The best results achieved using phase congruence-based global thresholding approaches are obtained using IDM-based thresholding compared to ISODATA and Otsu thresholding. Phase congruence combined with IDM-based thresholding has very good accuracies due to the accurate segmented vessels and possesses good sensitivities due to the ability to segment some thin vessels. It is, however, still unable to segment the thinnest vessels. The best average accuracy of 0.94302 and average sensitivity of 0.71520 are achieved using morphological opening postprocessing technique. The next in rank of phase congruence-based global thresholding approaches is IDM-based thresholding combined with all postprocessing techniques combined giving average accuracy and sensitivity results of 0.93772 and 0.73910. IDM-based thresholding combined with morphological opening combined with median filter gives average accuracy and sensitivity results of 0.93596 and 0.74247.

Phase congruence combined with IDM-based thresholding generally performed better than all the CLAHE-based global thresholding approaches. Phase congruence combined with IDM-based thresholding also gives better performance compared to Otsu and ISODATA thresholding combined with phase congruence. The performances of Otsu and ISODATA thresholding coupled with phase congruence are, however, at their best when morphological opening and median filter are combine for the post processing phase.

Tables 4 and 5 describe the performances of the best techniques from the different segmentation methods investigated in this paper and other previously published works using DRIVE and STARE databases.

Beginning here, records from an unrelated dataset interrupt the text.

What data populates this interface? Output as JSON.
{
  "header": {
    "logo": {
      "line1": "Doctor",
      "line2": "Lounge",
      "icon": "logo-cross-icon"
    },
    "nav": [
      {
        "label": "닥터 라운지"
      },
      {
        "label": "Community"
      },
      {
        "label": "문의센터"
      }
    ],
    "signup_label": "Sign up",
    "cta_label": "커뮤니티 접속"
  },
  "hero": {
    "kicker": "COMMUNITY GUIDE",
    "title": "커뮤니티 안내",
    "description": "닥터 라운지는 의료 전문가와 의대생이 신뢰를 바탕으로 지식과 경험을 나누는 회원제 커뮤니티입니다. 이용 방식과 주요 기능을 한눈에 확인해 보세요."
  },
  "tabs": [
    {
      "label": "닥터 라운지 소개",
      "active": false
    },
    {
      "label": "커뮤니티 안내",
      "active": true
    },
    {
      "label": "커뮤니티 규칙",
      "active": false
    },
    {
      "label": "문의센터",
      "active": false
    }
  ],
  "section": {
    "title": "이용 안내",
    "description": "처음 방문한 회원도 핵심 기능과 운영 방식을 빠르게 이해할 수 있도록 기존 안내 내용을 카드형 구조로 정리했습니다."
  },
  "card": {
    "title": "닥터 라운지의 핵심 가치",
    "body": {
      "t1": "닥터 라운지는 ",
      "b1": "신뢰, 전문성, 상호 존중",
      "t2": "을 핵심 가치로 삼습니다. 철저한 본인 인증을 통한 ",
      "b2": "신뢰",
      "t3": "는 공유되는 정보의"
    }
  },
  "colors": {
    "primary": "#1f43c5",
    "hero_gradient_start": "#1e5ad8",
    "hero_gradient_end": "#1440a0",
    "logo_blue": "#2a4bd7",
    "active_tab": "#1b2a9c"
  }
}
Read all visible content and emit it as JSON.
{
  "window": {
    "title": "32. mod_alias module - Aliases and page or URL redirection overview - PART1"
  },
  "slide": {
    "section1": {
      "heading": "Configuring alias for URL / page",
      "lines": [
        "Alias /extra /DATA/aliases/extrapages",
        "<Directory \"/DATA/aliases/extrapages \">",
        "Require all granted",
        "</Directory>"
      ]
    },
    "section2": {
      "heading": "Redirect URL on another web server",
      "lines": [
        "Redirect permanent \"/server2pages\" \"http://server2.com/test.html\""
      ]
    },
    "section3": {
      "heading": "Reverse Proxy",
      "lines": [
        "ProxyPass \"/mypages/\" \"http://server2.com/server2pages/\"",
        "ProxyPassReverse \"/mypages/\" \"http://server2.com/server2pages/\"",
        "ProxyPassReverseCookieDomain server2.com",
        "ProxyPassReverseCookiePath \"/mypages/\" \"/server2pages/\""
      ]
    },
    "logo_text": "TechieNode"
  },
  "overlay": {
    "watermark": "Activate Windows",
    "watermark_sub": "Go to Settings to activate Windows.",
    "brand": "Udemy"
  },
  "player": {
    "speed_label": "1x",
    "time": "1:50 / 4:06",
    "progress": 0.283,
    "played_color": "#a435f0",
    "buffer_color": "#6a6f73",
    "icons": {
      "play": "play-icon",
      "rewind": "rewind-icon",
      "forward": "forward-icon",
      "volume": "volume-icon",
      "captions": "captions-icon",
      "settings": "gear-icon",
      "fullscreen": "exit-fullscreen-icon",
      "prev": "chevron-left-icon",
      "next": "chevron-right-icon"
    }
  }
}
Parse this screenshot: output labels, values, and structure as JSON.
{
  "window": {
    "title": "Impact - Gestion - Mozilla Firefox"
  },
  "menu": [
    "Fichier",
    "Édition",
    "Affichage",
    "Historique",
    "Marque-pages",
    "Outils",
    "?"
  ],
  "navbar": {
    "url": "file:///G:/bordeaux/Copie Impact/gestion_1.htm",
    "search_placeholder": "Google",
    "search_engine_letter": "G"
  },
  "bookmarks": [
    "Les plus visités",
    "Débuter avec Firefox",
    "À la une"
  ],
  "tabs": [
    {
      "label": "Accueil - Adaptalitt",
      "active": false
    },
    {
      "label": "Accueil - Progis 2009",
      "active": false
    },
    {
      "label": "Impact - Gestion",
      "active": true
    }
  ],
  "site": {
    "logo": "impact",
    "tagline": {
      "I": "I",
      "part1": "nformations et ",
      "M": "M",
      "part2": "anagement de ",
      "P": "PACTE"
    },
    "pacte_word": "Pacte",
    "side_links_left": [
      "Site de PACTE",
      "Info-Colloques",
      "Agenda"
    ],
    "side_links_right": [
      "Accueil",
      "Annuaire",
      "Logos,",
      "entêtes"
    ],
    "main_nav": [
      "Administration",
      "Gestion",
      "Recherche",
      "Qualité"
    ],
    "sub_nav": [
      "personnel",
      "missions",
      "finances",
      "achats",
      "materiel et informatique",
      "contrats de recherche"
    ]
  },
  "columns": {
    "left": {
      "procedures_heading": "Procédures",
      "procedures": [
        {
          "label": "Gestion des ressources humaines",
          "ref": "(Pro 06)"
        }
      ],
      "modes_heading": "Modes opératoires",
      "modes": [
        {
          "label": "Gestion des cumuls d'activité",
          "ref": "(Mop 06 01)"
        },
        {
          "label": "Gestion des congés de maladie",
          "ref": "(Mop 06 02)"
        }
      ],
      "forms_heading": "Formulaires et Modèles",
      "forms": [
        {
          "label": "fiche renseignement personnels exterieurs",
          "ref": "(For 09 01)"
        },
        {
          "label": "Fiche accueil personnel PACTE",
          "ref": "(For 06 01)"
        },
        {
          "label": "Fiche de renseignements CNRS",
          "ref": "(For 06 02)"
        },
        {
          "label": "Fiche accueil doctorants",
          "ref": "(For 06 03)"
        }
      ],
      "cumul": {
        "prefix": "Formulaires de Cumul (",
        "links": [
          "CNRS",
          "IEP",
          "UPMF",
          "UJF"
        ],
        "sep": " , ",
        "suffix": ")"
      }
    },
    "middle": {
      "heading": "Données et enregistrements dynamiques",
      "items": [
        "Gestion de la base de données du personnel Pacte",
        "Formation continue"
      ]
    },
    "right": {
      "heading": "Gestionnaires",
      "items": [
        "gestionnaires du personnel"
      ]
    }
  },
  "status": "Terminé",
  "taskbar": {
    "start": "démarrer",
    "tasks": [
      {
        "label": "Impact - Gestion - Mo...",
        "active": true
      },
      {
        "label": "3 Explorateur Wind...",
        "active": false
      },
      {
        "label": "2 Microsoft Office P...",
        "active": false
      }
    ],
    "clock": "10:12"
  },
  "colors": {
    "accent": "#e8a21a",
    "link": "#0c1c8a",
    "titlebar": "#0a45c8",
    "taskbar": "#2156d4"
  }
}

Phase congruence combined with IDM-based thresholding using morphological opening postprocessing technique presents a higher average accuracy rates on DRIVE and STARE databases compared to the previously proposed phase congruence based technique by Amin and Hong [37]. Tagore et al. [38] achieves a lower average accuracy rate on DRIVE database but a higher average accuracy rate compared to the best phase congruence-based global thresholding approach presented in this paper. The technique proposed in [38], however, did not present the sensitivity and specificity measures. In related development, the phase congruence technique proposed by Zhu [39] discussed only the visual performance. Tables 4 and 5 also compare the results obtained in this paper with other results achieved in other literatures.

4. Conclusion

The performance of different vessel segmentation approaches based on combination of different preprocessing techniques, global thresholding, and postprocessing techniques has been investigated. It has also been shown that the combination of preprocessing technique, global thresholding, and postprocessing techniques must be carefully chosen to achieve a good segmentation performance. It is, however, important to state that the paper shows that sensitivity, specificity, and accuracy measures must all be high to ascertain a good segmentation performance. It was also shown that phase congruence combined with IDM-based thresholding generally performs better compared to phase congruence combined with ISODATA and Otsu threshold. Phase congruence combined with IDM-based thresholding is at its best on DRIVE database but did not have a better performance compared to the best of the CLAHE-based global thresholding approaches on STARE database. CLAHE-based global thresholding approaches were, however, shown to have maintained high accuracy rates across DRIVE and STARE databases. Although good accuracy and specificity rates were achieved, the sensitivity rate shows that global thresholding approach is still limited at efficiently segmenting the thin vessels. Our future work shall investigate the use of more robust segmentation techniques for the detection of both large and thin vessels in retinal images.